Safra 2016/2017

Ponta Grossa dá largada ao plantio de trigo

Com cotação nada atrativa, produtores optaram por reduzir a área destinada à principal cultura de inverno
Enquanto municípios como Tibagi, Ventania, Arapoti e Sengés iniciaram o plantio do trigo na segunda quinzena de maio, Ponta Grossa e cidades mais próximas estão começando agora, em junho. Mas as expectativas em relação ao mercado da principal cultura de inverno não são muito animadores. Com o preço em declínio, os produtores decidiram rever a área plantada e esta revisão foi para baixo.

A primeira estimativa do Departamento de Economia Rural (Deral) da Secretaria de Estado da Agricultura e do Abastecimento (Seab) aponta para 130 mil hectares na região (18 municípios), 44.900 hectares a menos que o destinado na safra 2015/16.

Por outro lado, a produtividade média prevista nas lavouras é de 3.500 quilos por hectare, 480 quilos acima da obtida na safra anterior, que foi de 3.020 quilos por hectare.

Mas a boa rentabilidade não será suficiente para se atingir uma produção superior em 2017. A previsão não passa de 455.000 toneladas. Se houver esta confirmação, a queda na safra será de 13,57%.

O produtor, Douglas Taques Fonseca, já está plantando em Tibagi e iniciando em Ponta Grossa e confirma que haverá redução na área. “O plantio vai diminuir bastante porque o preço não está bom”, explica.

Neste momento, ele observa que não há sinalização de melhora, no entanto Douglas acreditar que deixar de planta não é a melhor saída. “Se não plantar trigo, terá que fazer cobertura verde como aveia para depois fazer o plantio direto, então o trigo ainda é opção e pode ser que até a próxima colheita muita coisa mude. Se o dólar voltar ao que estava tempos atrás, aí já começa a compensar de novo. A agricultura é assim, tem que jogar sempre, é sempre incerteza, tem que correr o risco. É uma indústria a céu aberto”, diz.

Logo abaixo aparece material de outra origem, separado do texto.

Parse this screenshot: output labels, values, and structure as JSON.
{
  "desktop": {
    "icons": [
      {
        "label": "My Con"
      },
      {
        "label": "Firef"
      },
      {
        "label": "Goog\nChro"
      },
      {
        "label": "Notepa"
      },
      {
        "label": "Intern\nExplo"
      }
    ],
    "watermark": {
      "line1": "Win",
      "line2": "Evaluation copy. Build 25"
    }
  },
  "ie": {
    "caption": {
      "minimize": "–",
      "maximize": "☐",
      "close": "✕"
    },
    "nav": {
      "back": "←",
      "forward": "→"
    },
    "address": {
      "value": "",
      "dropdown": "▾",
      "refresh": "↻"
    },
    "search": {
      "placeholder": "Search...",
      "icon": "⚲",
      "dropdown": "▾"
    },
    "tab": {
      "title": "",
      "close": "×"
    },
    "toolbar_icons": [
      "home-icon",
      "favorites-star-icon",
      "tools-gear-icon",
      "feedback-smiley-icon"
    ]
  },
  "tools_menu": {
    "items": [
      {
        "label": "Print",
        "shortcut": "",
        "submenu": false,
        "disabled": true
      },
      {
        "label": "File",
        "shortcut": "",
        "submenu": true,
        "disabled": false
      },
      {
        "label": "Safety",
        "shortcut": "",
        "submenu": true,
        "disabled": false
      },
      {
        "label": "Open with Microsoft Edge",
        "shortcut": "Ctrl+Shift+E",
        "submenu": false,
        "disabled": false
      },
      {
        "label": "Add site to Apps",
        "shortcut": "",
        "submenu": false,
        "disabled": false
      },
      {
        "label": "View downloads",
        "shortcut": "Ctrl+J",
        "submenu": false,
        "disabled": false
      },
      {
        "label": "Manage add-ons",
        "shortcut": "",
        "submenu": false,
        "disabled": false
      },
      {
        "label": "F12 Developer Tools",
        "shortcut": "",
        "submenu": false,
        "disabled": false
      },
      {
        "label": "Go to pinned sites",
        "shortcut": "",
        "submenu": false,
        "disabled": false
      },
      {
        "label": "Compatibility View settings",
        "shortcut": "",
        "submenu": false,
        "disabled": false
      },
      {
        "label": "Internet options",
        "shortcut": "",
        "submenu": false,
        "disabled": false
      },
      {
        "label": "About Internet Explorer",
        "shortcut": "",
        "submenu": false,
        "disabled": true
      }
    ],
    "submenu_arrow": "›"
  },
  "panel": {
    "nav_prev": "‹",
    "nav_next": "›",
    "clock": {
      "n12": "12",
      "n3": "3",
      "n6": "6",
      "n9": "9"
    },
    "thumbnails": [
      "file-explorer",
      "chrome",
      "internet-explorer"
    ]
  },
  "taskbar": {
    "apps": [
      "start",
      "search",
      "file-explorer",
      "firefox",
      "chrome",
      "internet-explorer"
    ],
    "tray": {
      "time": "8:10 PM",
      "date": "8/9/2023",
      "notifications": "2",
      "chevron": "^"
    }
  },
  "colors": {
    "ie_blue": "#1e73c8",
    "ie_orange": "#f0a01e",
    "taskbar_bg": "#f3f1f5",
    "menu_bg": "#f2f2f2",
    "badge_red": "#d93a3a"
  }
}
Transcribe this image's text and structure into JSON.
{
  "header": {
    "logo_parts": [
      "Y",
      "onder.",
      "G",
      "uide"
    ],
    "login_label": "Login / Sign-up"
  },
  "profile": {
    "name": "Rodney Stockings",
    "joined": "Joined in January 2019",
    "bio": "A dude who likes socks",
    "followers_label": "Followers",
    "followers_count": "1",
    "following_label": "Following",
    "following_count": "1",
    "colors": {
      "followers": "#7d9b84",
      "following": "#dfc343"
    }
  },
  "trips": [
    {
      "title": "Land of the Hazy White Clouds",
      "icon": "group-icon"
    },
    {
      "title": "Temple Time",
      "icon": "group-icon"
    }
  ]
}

Para o economista do Deral, Luís Alberto Vantroba, o que frustrou os produtores nesta safra foi realmente a comercialização passada, marcada por preços nada atrativos.

O economista lembra que quem optou pela cevada conseguiu cerca de R$ 32 pela saca, já quem continuou no trigo observe em torno de R$ 30 a saca (cerca de 18% abaixo do custo de produção). Ele acredita que deverá permanecer na principal cultura de inverno aqueles que têm uma boa produtividade e tecnologia para isto.

 

Estado estima produção 9% maior

O Paraná tem uma expectativa de produção, se o clima no inverno for normal, de 3,1 milhões de toneladas, volume 9% inferior ao colhido no ano passado. Muitos produtores que desistiram de plantar o trigo migraram para a cultura do milho e aveia para evitar prejuízos, analisa o engenheiro agrônomo do Deral, Carlos Hugo Godinho.